The aspirant Andrew Yang in the programmatic line exposed in his web portal emphasizes that the “Good cops” they need to feel supported.
“Violence is increasing, as are hate crimes. That implies that we need agents to protect us. It is not enough to punish agents who act badly. For officers who are frequently in traumatic situations, the City must make sure they feel supported after responding to dangerous incidents”, Exposes Yang.
A Yang administration will seek reorganize the NYPD to rebuild trust among officers and New Yorkers, particularly with communities of color, to ensure that New York “recovers not as it was, but how it deserves to be: a safe city founded on equality and respect ”.

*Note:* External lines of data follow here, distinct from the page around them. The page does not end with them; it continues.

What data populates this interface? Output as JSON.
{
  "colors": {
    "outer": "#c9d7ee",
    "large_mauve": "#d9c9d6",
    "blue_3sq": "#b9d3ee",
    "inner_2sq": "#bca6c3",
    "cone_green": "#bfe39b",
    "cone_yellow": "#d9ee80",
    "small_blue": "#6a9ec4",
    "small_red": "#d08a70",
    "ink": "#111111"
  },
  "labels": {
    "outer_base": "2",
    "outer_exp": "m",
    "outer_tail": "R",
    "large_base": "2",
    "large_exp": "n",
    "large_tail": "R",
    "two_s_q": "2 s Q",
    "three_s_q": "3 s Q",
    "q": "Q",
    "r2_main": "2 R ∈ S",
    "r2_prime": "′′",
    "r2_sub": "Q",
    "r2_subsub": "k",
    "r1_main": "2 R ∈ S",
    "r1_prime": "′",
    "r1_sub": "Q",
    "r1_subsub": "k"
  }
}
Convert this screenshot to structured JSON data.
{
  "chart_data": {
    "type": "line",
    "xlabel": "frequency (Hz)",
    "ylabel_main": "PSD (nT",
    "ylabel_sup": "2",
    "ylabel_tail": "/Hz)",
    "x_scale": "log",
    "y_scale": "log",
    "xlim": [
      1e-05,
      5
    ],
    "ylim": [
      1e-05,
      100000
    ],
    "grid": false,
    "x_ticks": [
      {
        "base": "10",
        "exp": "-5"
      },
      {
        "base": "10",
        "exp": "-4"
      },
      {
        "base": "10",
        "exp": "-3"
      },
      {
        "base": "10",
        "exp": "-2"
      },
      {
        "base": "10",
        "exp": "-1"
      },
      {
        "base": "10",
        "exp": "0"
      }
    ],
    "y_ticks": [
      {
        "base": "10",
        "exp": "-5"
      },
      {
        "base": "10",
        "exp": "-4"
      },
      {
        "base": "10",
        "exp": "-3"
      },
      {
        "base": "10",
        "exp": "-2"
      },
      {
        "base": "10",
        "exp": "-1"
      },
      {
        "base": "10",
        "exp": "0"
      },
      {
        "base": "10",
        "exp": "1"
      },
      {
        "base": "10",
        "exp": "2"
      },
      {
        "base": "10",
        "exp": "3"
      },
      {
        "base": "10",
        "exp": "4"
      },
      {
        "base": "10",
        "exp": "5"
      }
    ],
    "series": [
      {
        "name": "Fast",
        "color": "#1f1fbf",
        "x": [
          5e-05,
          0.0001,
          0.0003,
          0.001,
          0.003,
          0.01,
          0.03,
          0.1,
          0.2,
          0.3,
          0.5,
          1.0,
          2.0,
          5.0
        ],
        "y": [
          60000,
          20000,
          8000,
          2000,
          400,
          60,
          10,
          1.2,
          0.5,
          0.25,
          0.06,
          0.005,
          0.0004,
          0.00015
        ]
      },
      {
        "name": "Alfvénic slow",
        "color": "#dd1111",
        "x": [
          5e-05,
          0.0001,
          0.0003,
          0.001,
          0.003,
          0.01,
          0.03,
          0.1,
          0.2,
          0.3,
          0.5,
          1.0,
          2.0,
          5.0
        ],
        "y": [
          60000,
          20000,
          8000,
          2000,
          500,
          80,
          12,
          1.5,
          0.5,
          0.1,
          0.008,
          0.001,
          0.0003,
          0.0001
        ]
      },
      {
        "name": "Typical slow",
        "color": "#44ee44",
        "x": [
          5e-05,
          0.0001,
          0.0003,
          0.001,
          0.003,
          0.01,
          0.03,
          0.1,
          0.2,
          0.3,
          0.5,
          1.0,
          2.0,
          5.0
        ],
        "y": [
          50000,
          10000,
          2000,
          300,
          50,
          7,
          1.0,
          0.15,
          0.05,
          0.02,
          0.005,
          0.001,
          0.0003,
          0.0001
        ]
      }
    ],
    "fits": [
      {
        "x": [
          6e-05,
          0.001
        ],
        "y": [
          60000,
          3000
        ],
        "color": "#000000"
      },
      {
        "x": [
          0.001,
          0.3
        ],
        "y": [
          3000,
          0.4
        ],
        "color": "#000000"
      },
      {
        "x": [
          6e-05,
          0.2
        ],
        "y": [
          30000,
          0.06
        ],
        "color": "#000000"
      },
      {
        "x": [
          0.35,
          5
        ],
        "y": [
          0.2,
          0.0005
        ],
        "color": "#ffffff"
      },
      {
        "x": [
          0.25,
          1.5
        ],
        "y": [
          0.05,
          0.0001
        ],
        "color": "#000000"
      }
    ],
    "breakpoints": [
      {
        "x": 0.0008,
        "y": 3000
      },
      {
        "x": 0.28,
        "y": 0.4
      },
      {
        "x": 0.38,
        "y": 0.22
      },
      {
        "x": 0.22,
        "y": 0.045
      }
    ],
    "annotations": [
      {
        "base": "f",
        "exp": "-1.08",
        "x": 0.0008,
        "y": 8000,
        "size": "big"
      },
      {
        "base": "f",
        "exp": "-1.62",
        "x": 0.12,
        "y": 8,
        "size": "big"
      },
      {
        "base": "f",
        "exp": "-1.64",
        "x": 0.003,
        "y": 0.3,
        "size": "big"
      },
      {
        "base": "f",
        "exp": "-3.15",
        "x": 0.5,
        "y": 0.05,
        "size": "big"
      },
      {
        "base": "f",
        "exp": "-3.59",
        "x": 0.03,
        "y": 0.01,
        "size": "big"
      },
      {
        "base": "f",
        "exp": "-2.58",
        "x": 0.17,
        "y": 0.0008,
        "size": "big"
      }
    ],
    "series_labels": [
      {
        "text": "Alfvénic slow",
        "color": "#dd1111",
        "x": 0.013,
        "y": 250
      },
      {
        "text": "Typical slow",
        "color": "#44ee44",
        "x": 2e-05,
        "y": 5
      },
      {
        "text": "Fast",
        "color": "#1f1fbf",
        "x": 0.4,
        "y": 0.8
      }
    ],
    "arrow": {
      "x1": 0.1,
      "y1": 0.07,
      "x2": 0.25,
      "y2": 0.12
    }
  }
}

The pre-Democratic candidate emphasizes that the Big Apple lacks a real strategy for preventing, interrupting and responding to violence.
By appointing a deputy mayor for public and community safety, Andrew Yang will ensure that the city has a coordinated strategy at the highest level of the city government ”, establishes his campaign.
Andrew Yang, candidate for mayor of New York.
The 4 tips of the ‘Manhattan Institute’
Strengthen the ranks of the New York Police Department (NYPD) with a focus on attract highly educated people and motivated new recruits. Create a conception of community police that addresses violence and other quality of life issues. Work diligently to address the misconceptions that fuel the racial disparity, especially in minority communities.
Renew the city’s approach to serious mental illness with an emphasis on more and better supervision.